LEWISTON — A Mexico woman is angry that one of the busiest animal shelters in the state broke its own policy this week by allowing the governor to skip waiting in line and adopt his new dog, Veto, a day before the Jack Russell terrier mix was made available to the public.
Heath Arsenault said she wanted to adopt the dog as emotional support after a traumatic assault and had planned to wait in line for him, as per the rules at the Greater Androscoggin Humane Society in Lewiston.
A shelter official acknowledged that the dog — named Jasper at the shelter and renamed Veto by Gov. Paul LePage — was adopted early against policy, but she said shelter personnel had hoped the adoption would be good publicity.
“The governor walks in your front door and it sort of shifts things a little,” Development Director Donna Kincer said.
The shelter has become extremely popular in recent years because of its creative adoption events, social media campaigns and the puppies and other animals it brings up from crowded shelters in the South. Last year, over 1,500 dogs were adopted from the shelter.
The nonprofit’s policy has long been that animals can only be adopted after they become publicly available — and then only on a first-come, first-served basis. Any potential adopter must show up in person, fill out an application and pay the adoption fee. Some animals can be placed “on hold” for 24 hours, but only after they become publicly available and the potential adopter has visited the animal and met with shelter personnel.
It’s common for potential adopters to line up outside the shelter hours before it opens — some arriving in the middle of the night — for the chance to take home a pet they spotted on the Humane Society’s website or Facebook page.
Arsenault, 22, said she spotted the Jack Russell terrier online and fell in love. Her cousin visited him at the shelter and said he was small — important because Arsenault’s apartment allows only little dogs — and he seemed happy and gentle.

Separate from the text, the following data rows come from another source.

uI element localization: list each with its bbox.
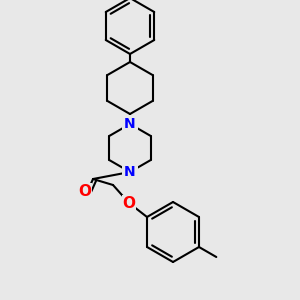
Text: O: O	[79, 184, 92, 199]
Text: N: N	[124, 165, 136, 179]
Text: N: N	[124, 117, 136, 131]
Text: O: O	[122, 196, 136, 211]
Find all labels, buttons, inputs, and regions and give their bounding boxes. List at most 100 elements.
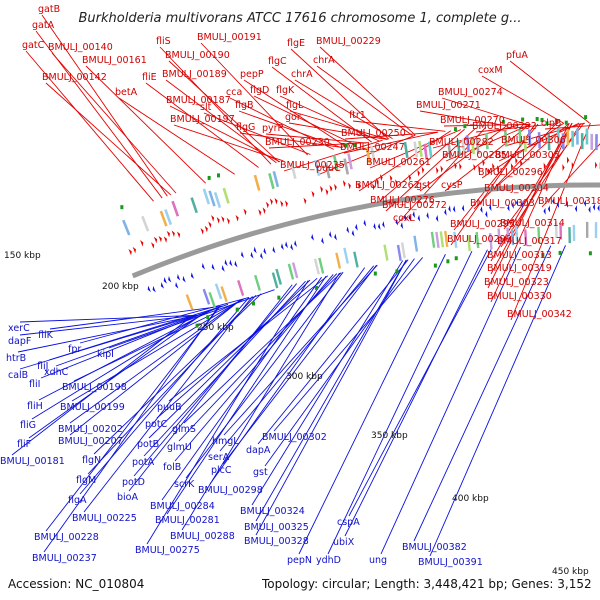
- reverse-gene-mark: [382, 221, 385, 228]
- feature-block: [556, 128, 560, 145]
- forward-leader-line: [203, 112, 311, 155]
- reverse-gene-label: potD: [122, 477, 145, 488]
- forward-gene-label: slt: [200, 102, 212, 113]
- forward-gene-mark: [303, 197, 307, 205]
- feature-block: [547, 134, 551, 151]
- reverse-leader-line: [11, 317, 191, 456]
- forward-gene-label: BMULJ_00250: [341, 128, 406, 139]
- kbp-tick-label: 450 kbp: [552, 567, 589, 577]
- feature-block: [427, 141, 433, 158]
- forward-gene-label: BMULJ_00189: [162, 69, 227, 80]
- forward-gene-label: BMULJ_00276: [370, 195, 435, 206]
- reverse-gene-label: htrB: [6, 353, 26, 364]
- feature-block: [171, 200, 180, 217]
- reverse-leader-line: [223, 264, 378, 436]
- reverse-leader-line: [38, 308, 214, 401]
- forward-gene-label: flgG: [236, 122, 255, 133]
- reverse-leader-line: [55, 303, 229, 367]
- reverse-gene-mark: [190, 272, 195, 279]
- reverse-gene-label: flgM: [76, 475, 96, 486]
- forward-gene-mark: [262, 207, 266, 215]
- feature-block: [272, 171, 280, 188]
- forward-gene-mark: [435, 167, 439, 175]
- reverse-gene-mark: [547, 205, 551, 213]
- marker-tick: [206, 315, 210, 320]
- reverse-gene-label: potB: [137, 439, 159, 450]
- feature-block: [423, 143, 429, 160]
- reverse-gene-label: kipI: [97, 349, 114, 360]
- reverse-leader-line: [255, 259, 407, 536]
- forward-gene-mark: [571, 161, 574, 169]
- forward-gene-mark: [595, 161, 598, 169]
- reverse-gene-label: BMULJ_00202: [58, 424, 123, 435]
- forward-leader-line: [473, 123, 557, 210]
- feature-block: [314, 159, 321, 177]
- reverse-gene-label: flgN: [82, 455, 101, 466]
- reverse-gene-mark: [321, 237, 325, 245]
- forward-leader-line: [385, 127, 476, 212]
- forward-leader-line: [85, 65, 206, 184]
- reverse-gene-mark: [152, 285, 156, 293]
- kbp-tick-label: 150 kbp: [4, 251, 41, 261]
- marker-tick: [453, 127, 457, 132]
- forward-leader-line: [481, 122, 564, 179]
- feature-block: [554, 221, 558, 238]
- reverse-gene-label: fpr: [68, 344, 81, 355]
- feature-block: [537, 226, 541, 244]
- reverse-gene-mark: [452, 205, 456, 213]
- reverse-gene-mark: [272, 246, 276, 254]
- forward-gene-label: fliS: [156, 36, 171, 47]
- reverse-gene-label: hmgL: [212, 436, 239, 447]
- feature-block: [400, 242, 406, 259]
- feature-block: [271, 272, 279, 289]
- reverse-gene-mark: [515, 199, 519, 207]
- marker-tick: [216, 173, 220, 178]
- reverse-leader-line: [17, 315, 196, 353]
- forward-gene-label: BMULJ_00197: [170, 114, 235, 125]
- forward-gene-mark: [408, 174, 412, 182]
- reverse-gene-mark: [552, 197, 555, 205]
- map-title: Burkholderia multivorans ATCC 17616 chro…: [79, 11, 522, 26]
- reverse-leader-line: [219, 265, 375, 452]
- forward-gene-label: BMULJ_00306: [501, 135, 566, 146]
- forward-gene-label: BMULJ_00342: [507, 309, 572, 320]
- reverse-leader-line: [298, 254, 446, 555]
- forward-gene-mark: [379, 174, 383, 182]
- reverse-gene-mark: [408, 214, 412, 222]
- kbp-tick-label: 350 kbp: [371, 431, 408, 441]
- reverse-gene-mark: [583, 199, 586, 207]
- kbp-tick-label: 250 kbp: [197, 323, 234, 333]
- marker-tick: [521, 117, 525, 122]
- forward-gene-label: BMULJ_00318: [538, 196, 600, 207]
- reverse-gene-mark: [211, 263, 215, 271]
- feature-block: [465, 135, 470, 152]
- feature-block: [222, 187, 230, 204]
- forward-gene-label: BMULJ_00191: [197, 32, 262, 43]
- forward-gene-mark: [258, 209, 262, 216]
- reverse-gene-label: fliJ: [37, 361, 48, 372]
- reverse-gene-mark: [147, 285, 151, 293]
- forward-gene-label: clpB: [541, 118, 561, 129]
- forward-leader-line: [487, 122, 570, 289]
- forward-gene-mark: [235, 214, 239, 222]
- reverse-gene-mark: [556, 201, 559, 209]
- forward-leader-line: [290, 48, 390, 140]
- forward-leader-line: [352, 120, 446, 132]
- forward-leader-line: [243, 79, 347, 148]
- reverse-gene-mark: [160, 282, 165, 289]
- marker-tick: [207, 175, 211, 180]
- feature-block: [365, 147, 372, 164]
- forward-gene-mark: [243, 208, 247, 216]
- forward-gene-mark: [221, 216, 225, 223]
- forward-leader-line: [173, 124, 284, 162]
- forward-gene-mark: [520, 159, 523, 167]
- reverse-gene-label: BMULJ_00281: [155, 515, 220, 526]
- marker-tick: [195, 323, 199, 328]
- reverse-gene-mark: [448, 205, 451, 213]
- reverse-gene-mark: [250, 251, 254, 259]
- reverse-gene-label: BMULJ_00237: [32, 553, 97, 564]
- reverse-gene-mark: [520, 200, 523, 208]
- reverse-gene-label: BMULJ_00198: [62, 382, 127, 393]
- reverse-gene-label: BMULJ_00207: [58, 436, 123, 447]
- reverse-leader-line: [222, 265, 377, 465]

Arsenault said she was traumatized by a recent sexual assault and “was attached to the hope that things could start getting better” by adopting the terrier.
“I wasn’t able to have that emotional support or physical touch,” she said. “Human touch makes me feel revolted. I feel revolted a lot of the time and it’s really hard. I haven’t been able to hug anybody and I don’t have the emotional support that I need.
“I thought that this would make up for it,” she said. “It didn’t make me feel uncomfortable and that was a big step in the right direction for me to start healing.”
Arsenault said she spoke Monday with shelter workers who told her the rules and advised her that the 2-year-old terrier would go up for adoption Wednesday. Anxious about being first in line, Arsenault took Wednesday off work and arranged to get to the shelter at 7:30 a.m., three and a half hours before the doors opened.
But on Tuesday she spotted a GAHS Facebook post touting LePage’s adoption of a new dog. It was the dog she’d planned to stand in line for after he became available the next day.
“I just saw him — and then I saw Jasper and I saw him holding Jasper — and I just started to cry,” she said. “I felt like they lied to me.”
Kincer said the shelter sticks to its adoption policies and she wasn’t aware of another time someone had gotten preferential treatment. But she acknowledged that LePage did Tuesday. She said the dog, who was brought up from New Orleans, was out of quarantine and workers made the decision to allow LePage to take him before he was publicly available because LePage is the governor.
“Think about it in a positive light of how many animals are going to be adopted now at the shelters because such a wonderful figure in our community, in our state, chose adoption as their option,” Kincer said.
It was unclear whether the governor knew the dog wasn’t available for adoption until Wednesday, and then only to the first person who showed up for him.
Kincer said the governor was told of the shelter’s policy, but he said he could not return Wednesday because of his schedule.
LePage spokesman Peter Steele said the governor’s family had been looking for a dog for him and told him Saturday about one they spotted on the Greater Androscoggin Humane Society website. The governor stopped by the shelter after a lunch meeting in Poland on Tuesday.
Steele said shelter personnel offered to let the governor take the dog home immediately; he did not ask to do so.
“He just stopped in to see the dog,” Steele said in an email. “He was very pleasantly surprised when GAHS allowed him to take the dog home. Veto was pretty excited, too.”
The governor’s 10-year-old dog, Baxter, also a Jack Russell terrier mix, died last month.
Whether or not the governor knew of the policy, Arsenault believes the shelter was wrong to give him the dog he wanted while other people have to wait, hope and stand in line.
“No one should be given special privileges, even if they are the governor,” she said.
The shelter has contacted Arsenault about finding another dog.